Inflation Expectations

The big driver behind the ongoing pickup in US yields is the increasing optimism around the US economic recovery. As the vaccination drive continues to hit key milestones (more than 20% of the population now vaccinated), the market is increasingly look beyond to the broad reopening of the US economy which is pegged to start rolling from Q2 onwards.

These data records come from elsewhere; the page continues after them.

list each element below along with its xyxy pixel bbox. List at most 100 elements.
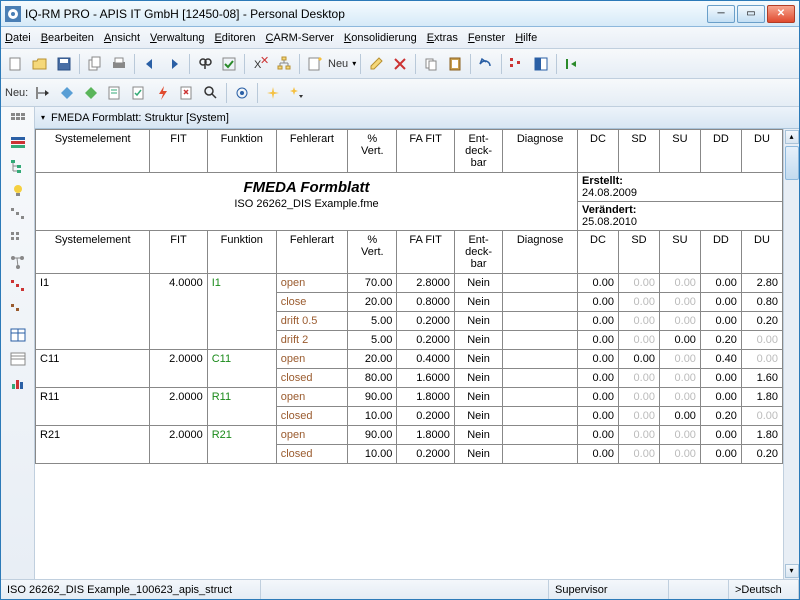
scroll-up-icon[interactable]: ▴ [785, 130, 799, 144]
col-header: Diagnose [503, 130, 578, 173]
side-red-tree-icon[interactable] [7, 277, 29, 297]
cell-dd: 0.20 [700, 407, 741, 426]
menu-datei[interactable]: Datei [5, 32, 31, 44]
paste-icon[interactable] [444, 53, 466, 75]
cell-sys: C11 [36, 350, 150, 388]
col-header: DC [577, 231, 618, 274]
status-spacer [261, 580, 549, 599]
cell-pvert: 20.00 [348, 350, 397, 369]
meta-created: Erstellt:24.08.2009 [577, 173, 782, 202]
cell-du: 0.20 [741, 312, 782, 331]
edit-icon[interactable] [365, 53, 387, 75]
menu-ansicht[interactable]: Ansicht [104, 32, 140, 44]
tab-dropdown-icon[interactable]: ▾ [41, 113, 45, 122]
cell-du: 2.80 [741, 274, 782, 293]
side-bulb-icon[interactable] [7, 181, 29, 201]
delete-x-icon[interactable] [389, 53, 411, 75]
cell-sd: 0.00 [618, 274, 659, 293]
table-row: R212.0000R21open90.001.8000Nein0.000.000… [36, 426, 783, 445]
side-tree3-icon[interactable] [7, 229, 29, 249]
app-icon [5, 6, 21, 22]
new-star-icon[interactable] [304, 53, 326, 75]
cell-su: 0.00 [659, 274, 700, 293]
cell-entdeck: Nein [454, 445, 502, 464]
neu-label: Neu [328, 58, 348, 70]
cell-su: 0.00 [659, 426, 700, 445]
tree-red-icon[interactable] [506, 53, 528, 75]
window-title: IQ-RM PRO - APIS IT GmbH [12450-08] - Pe… [25, 7, 707, 21]
insert-icon[interactable] [32, 82, 54, 104]
cell-du: 1.60 [741, 369, 782, 388]
cell-fehlerart: closed [276, 407, 347, 426]
sparkle-arrow-icon[interactable] [286, 82, 308, 104]
diamond-blue-icon[interactable] [56, 82, 78, 104]
flash-icon[interactable] [152, 82, 174, 104]
side-tree1-icon[interactable] [7, 157, 29, 177]
scrollbar-vertical[interactable]: ▴ ▾ [783, 129, 799, 579]
cell-dd: 0.00 [700, 312, 741, 331]
collapse-icon[interactable] [561, 53, 583, 75]
col-header: %Vert. [348, 130, 397, 173]
side-net-icon[interactable] [7, 253, 29, 273]
side-tree2-icon[interactable] [7, 205, 29, 225]
col-header: DC [577, 130, 618, 173]
open-icon[interactable] [29, 53, 51, 75]
check-icon[interactable] [218, 53, 240, 75]
hierarchy-icon[interactable] [273, 53, 295, 75]
cell-pvert: 10.00 [348, 445, 397, 464]
menu-hilfe[interactable]: Hilfe [515, 32, 537, 44]
form-title: FMEDA Formblatt [36, 173, 577, 196]
target-icon[interactable] [231, 82, 253, 104]
note-icon[interactable] [104, 82, 126, 104]
menu-verwaltung[interactable]: Verwaltung [150, 32, 204, 44]
col-header: DD [700, 130, 741, 173]
scroll-thumb[interactable] [785, 146, 799, 180]
cell-diagnose [503, 293, 578, 312]
cell-pvert: 90.00 [348, 426, 397, 445]
back-icon[interactable] [139, 53, 161, 75]
cell-diagnose [503, 426, 578, 445]
cell-su: 0.00 [659, 312, 700, 331]
filter-x-icon[interactable]: X✕ [249, 53, 271, 75]
menu-carm-server[interactable]: CARM-Server [265, 32, 333, 44]
cell-entdeck: Nein [454, 312, 502, 331]
menu-editoren[interactable]: Editoren [214, 32, 255, 44]
cell-dc: 0.00 [577, 331, 618, 350]
side-brown-icon[interactable] [7, 301, 29, 321]
cell-diagnose [503, 331, 578, 350]
tab-row: ▾ FMEDA Formblatt: Struktur [System] [35, 107, 799, 129]
diamond-green-icon[interactable] [80, 82, 102, 104]
copy-doc-icon[interactable] [84, 53, 106, 75]
col-header: Funktion [207, 130, 276, 173]
menu-extras[interactable]: Extras [427, 32, 458, 44]
copy-icon[interactable] [420, 53, 442, 75]
new-icon[interactable] [5, 53, 27, 75]
side-table-icon[interactable] [7, 325, 29, 345]
side-form-icon[interactable] [7, 349, 29, 369]
zoom-icon[interactable] [200, 82, 222, 104]
doc-x-icon[interactable] [176, 82, 198, 104]
menu-konsolidierung[interactable]: Konsolidierung [344, 32, 417, 44]
close-button[interactable]: ✕ [767, 5, 795, 23]
undo-icon[interactable] [475, 53, 497, 75]
menu-fenster[interactable]: Fenster [468, 32, 505, 44]
minimize-button[interactable]: ─ [707, 5, 735, 23]
sparkle-icon[interactable] [262, 82, 284, 104]
maximize-button[interactable]: ▭ [737, 5, 765, 23]
scroll-down-icon[interactable]: ▾ [785, 564, 799, 578]
side-bars-icon[interactable] [7, 133, 29, 153]
toggle-icon[interactable] [530, 53, 552, 75]
side-grid-icon[interactable] [7, 109, 29, 129]
cell-fafit: 0.2000 [397, 407, 454, 426]
meta-changed: Verändert:25.08.2010 [577, 202, 782, 231]
find-icon[interactable] [194, 53, 216, 75]
cell-dc: 0.00 [577, 369, 618, 388]
cell-dc: 0.00 [577, 293, 618, 312]
cell-dd: 0.00 [700, 293, 741, 312]
print-icon[interactable] [108, 53, 130, 75]
save-icon[interactable] [53, 53, 75, 75]
menu-bearbeiten[interactable]: Bearbeiten [41, 32, 94, 44]
note-check-icon[interactable] [128, 82, 150, 104]
side-chart-icon[interactable] [7, 373, 29, 393]
forward-icon[interactable] [163, 53, 185, 75]
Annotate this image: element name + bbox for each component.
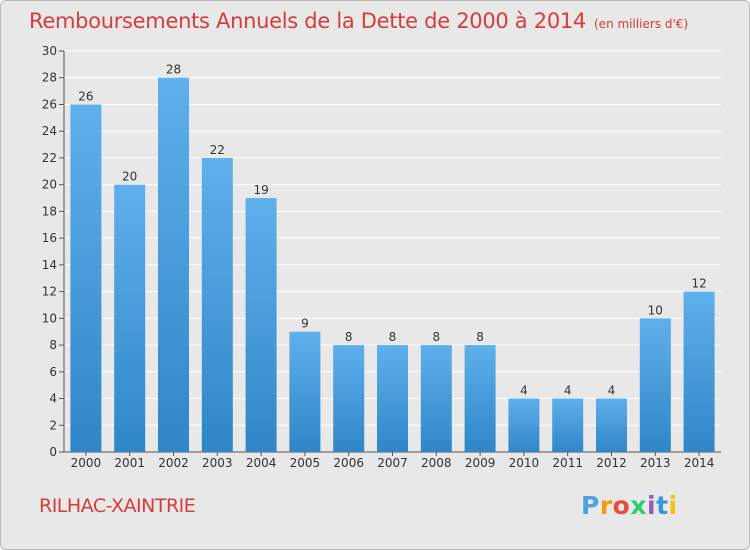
- x-tick-label: 2005: [290, 456, 321, 470]
- data-label: 4: [564, 384, 572, 398]
- commune-name: RILHAC-XAINTRIE: [39, 495, 196, 517]
- x-tick-label: 2013: [640, 456, 671, 470]
- y-tick-label: 28: [42, 71, 57, 85]
- x-tick-label: 2006: [333, 456, 364, 470]
- data-label: 4: [608, 384, 616, 398]
- logo-letter: i: [647, 491, 657, 520]
- logo-letter: r: [599, 491, 613, 520]
- logo-letter: x: [630, 491, 647, 520]
- bar: [420, 345, 452, 452]
- x-tick-label: 2012: [596, 456, 627, 470]
- logo-letter: t: [656, 491, 669, 520]
- bar: [508, 398, 540, 452]
- data-label: 8: [432, 330, 440, 344]
- data-label: 20: [122, 170, 137, 184]
- bar: [289, 331, 321, 452]
- bar: [596, 398, 627, 452]
- data-label: 8: [476, 330, 484, 344]
- bar: [158, 77, 189, 452]
- logo-letter: P: [581, 491, 600, 520]
- y-tick-label: 8: [49, 338, 57, 352]
- x-tick-label: 2003: [202, 456, 233, 470]
- bar: [377, 345, 408, 452]
- bar: [245, 198, 277, 452]
- x-tick-label: 2009: [465, 456, 496, 470]
- y-tick-label: 4: [49, 392, 57, 406]
- y-tick-label: 24: [42, 124, 57, 138]
- data-label: 4: [520, 384, 528, 398]
- bar: [552, 398, 584, 452]
- x-tick-label: 2011: [552, 456, 583, 470]
- data-label: 26: [78, 89, 93, 103]
- bar: [70, 104, 102, 452]
- x-tick-label: 2008: [421, 456, 452, 470]
- x-tick-label: 2014: [684, 456, 715, 470]
- y-tick-label: 2: [49, 418, 57, 432]
- x-tick-label: 2001: [114, 456, 145, 470]
- chart-subtitle: (en milliers d'€): [594, 17, 689, 31]
- proxiti-logo: Proxiti: [581, 491, 678, 520]
- y-tick-label: 10: [42, 311, 57, 325]
- x-tick-label: 2010: [509, 456, 540, 470]
- y-tick-label: 22: [42, 151, 57, 165]
- y-tick-label: 12: [42, 285, 57, 299]
- data-label: 8: [389, 330, 397, 344]
- bar: [639, 318, 671, 452]
- chart-title-text: Remboursements Annuels de la Dette de 20…: [29, 9, 586, 33]
- y-tick-label: 14: [42, 258, 57, 272]
- y-tick-label: 30: [42, 44, 57, 58]
- y-tick-label: 26: [42, 97, 57, 111]
- y-tick-label: 20: [42, 178, 57, 192]
- bar: [201, 157, 233, 452]
- logo-letter: i: [668, 491, 678, 520]
- bar: [683, 291, 715, 452]
- bar: [114, 184, 146, 452]
- data-label: 28: [166, 63, 181, 77]
- x-tick-label: 2004: [246, 456, 277, 470]
- logo-letter: o: [612, 491, 631, 520]
- data-label: 9: [301, 317, 309, 331]
- y-tick-label: 16: [42, 231, 57, 245]
- y-tick-label: 0: [49, 445, 57, 459]
- chart-title: Remboursements Annuels de la Dette de 20…: [29, 9, 688, 33]
- data-label: 8: [345, 330, 353, 344]
- bar: [464, 345, 496, 452]
- x-tick-label: 2000: [71, 456, 102, 470]
- data-label: 12: [691, 277, 706, 291]
- y-tick-label: 18: [42, 204, 57, 218]
- y-tick-label: 6: [49, 365, 57, 379]
- data-label: 10: [648, 303, 663, 317]
- data-label: 22: [210, 143, 225, 157]
- bar: [333, 345, 365, 452]
- data-label: 19: [253, 183, 268, 197]
- x-tick-label: 2002: [158, 456, 189, 470]
- x-tick-label: 2007: [377, 456, 408, 470]
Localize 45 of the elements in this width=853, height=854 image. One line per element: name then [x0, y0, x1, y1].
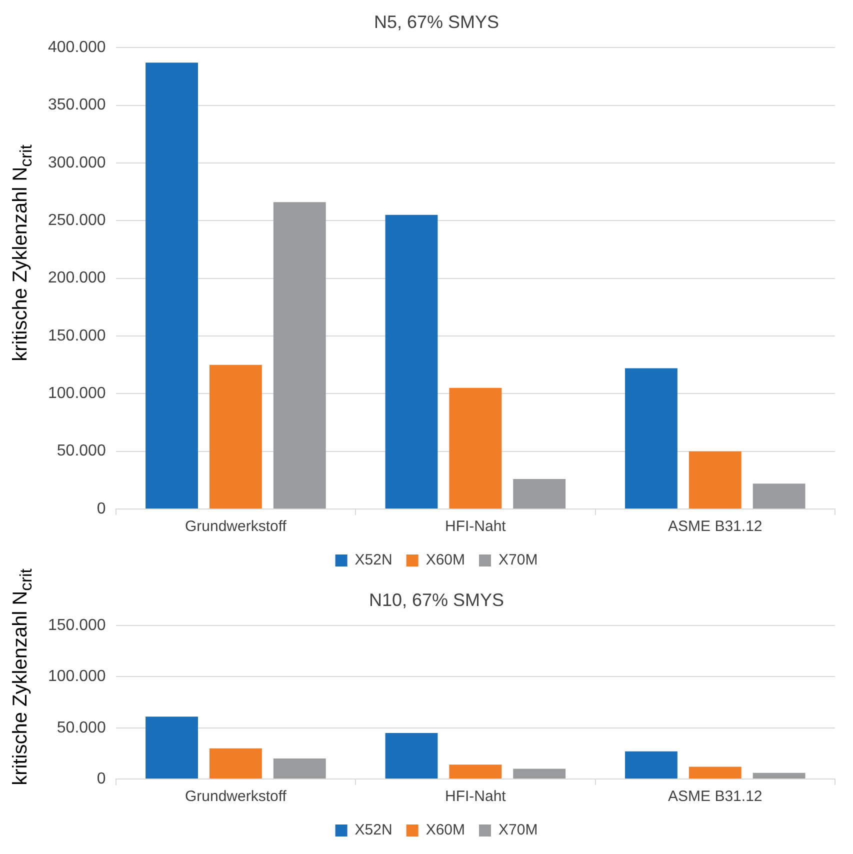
bar: [513, 479, 566, 508]
x-tick-label: ASME B31.12: [668, 788, 762, 806]
bar: [688, 451, 742, 508]
x-tick-label: HFI-Naht: [444, 518, 507, 536]
bar: [273, 758, 326, 778]
legend-label: X52N: [354, 822, 392, 839]
y-tick-label: 50.000: [56, 442, 106, 460]
y-tick-label: 50.000: [56, 719, 106, 736]
y-tick-label: 250.000: [48, 212, 106, 230]
legend-label: X60M: [426, 552, 466, 569]
y-tick-label: 400.000: [48, 39, 106, 56]
y-tick-label: 300.000: [48, 154, 106, 172]
x-tick-label: ASME B31.12: [668, 518, 762, 536]
bar: [449, 388, 502, 508]
bar: [385, 732, 438, 778]
bar: [513, 768, 566, 778]
bar: [209, 748, 262, 778]
y-tick-label: 150.000: [48, 617, 106, 634]
bar: [688, 766, 742, 778]
chart-title: N10, 67% SMYS: [368, 590, 504, 610]
bar: [146, 716, 198, 778]
chart-title: N5, 67% SMYS: [374, 12, 500, 32]
y-tick-label: 0: [96, 770, 106, 788]
bar: [449, 764, 502, 778]
bar: [752, 772, 806, 778]
legend-label: X70M: [498, 822, 538, 839]
x-tick-label: Grundwerkstoff: [184, 788, 288, 806]
x-tick-label: Grundwerkstoff: [184, 518, 288, 536]
legend-label: X70M: [498, 552, 538, 569]
bar: [146, 62, 198, 508]
legend-label: X60M: [426, 822, 466, 839]
bar: [625, 751, 678, 778]
y-tick-label: 100.000: [48, 668, 106, 686]
y-tick-label: 100.000: [48, 385, 106, 402]
y-tick-label: 350.000: [48, 96, 106, 114]
y-tick-label: 200.000: [48, 270, 106, 287]
y-tick-label: 0: [96, 500, 106, 518]
legend-label: X52N: [354, 552, 392, 569]
bar: [209, 364, 262, 508]
bar: [625, 368, 678, 508]
bar: [385, 214, 438, 508]
y-tick-label: 150.000: [48, 327, 106, 344]
x-tick-label: HFI-Naht: [444, 788, 507, 806]
bar: [273, 202, 326, 508]
bar: [752, 484, 806, 508]
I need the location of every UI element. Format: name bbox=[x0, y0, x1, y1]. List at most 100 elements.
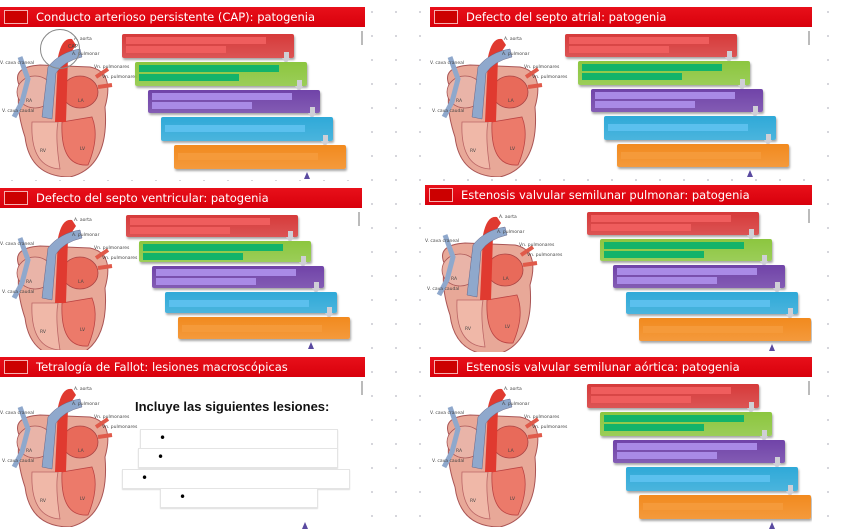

The baseline expectation is that the pent-up demand in the economy is going to see a spending surge which should drive inflation firmly higher in the near term. Consequently, yields traders are betting that the Fed will be forced to begin scaling out of its massive monetary easing program to help cool rising inflation.

Hawkish FOMC Meeting

The key catalyst for this week’s move was the March FOMC meeting. Yields traders were anticipating the Fed striking a more optimistic tone in light of the data we’ve seen recently and the vaccine successes and this was indeed the case. The Fed sharply upgraded all of its key economic forecasts, including inflation which it now sees hitting 2.4% in 2021 from 1.8% prior. Additionally, the dot plot forecasts reflected a hawkish shift with more members seeing a rate hike in 2022 than did previously.

Stimulus Anticipation

The meeting was a confirmation of what many yields traders have been forecasting and has essentially given yields a green light in the near term. While the Fed reiterated its message of not being worried about bond yields, it also acknowledged that there are risks in the outlook especially when it comes to the upside impact the president’s $1.9 trillion fiscal package might have on the economy.

Ok so let’s take a look at the technical now.

Technical Views

US10Y

Since breaking out above the long term bearish trend line, the US10Y has seen a sustained rally. The recent move above the 1.504 level has been an important development and while price holds above here, the focus is on a push further towards the next big resistance at 1.915, ahead of the major 2% level.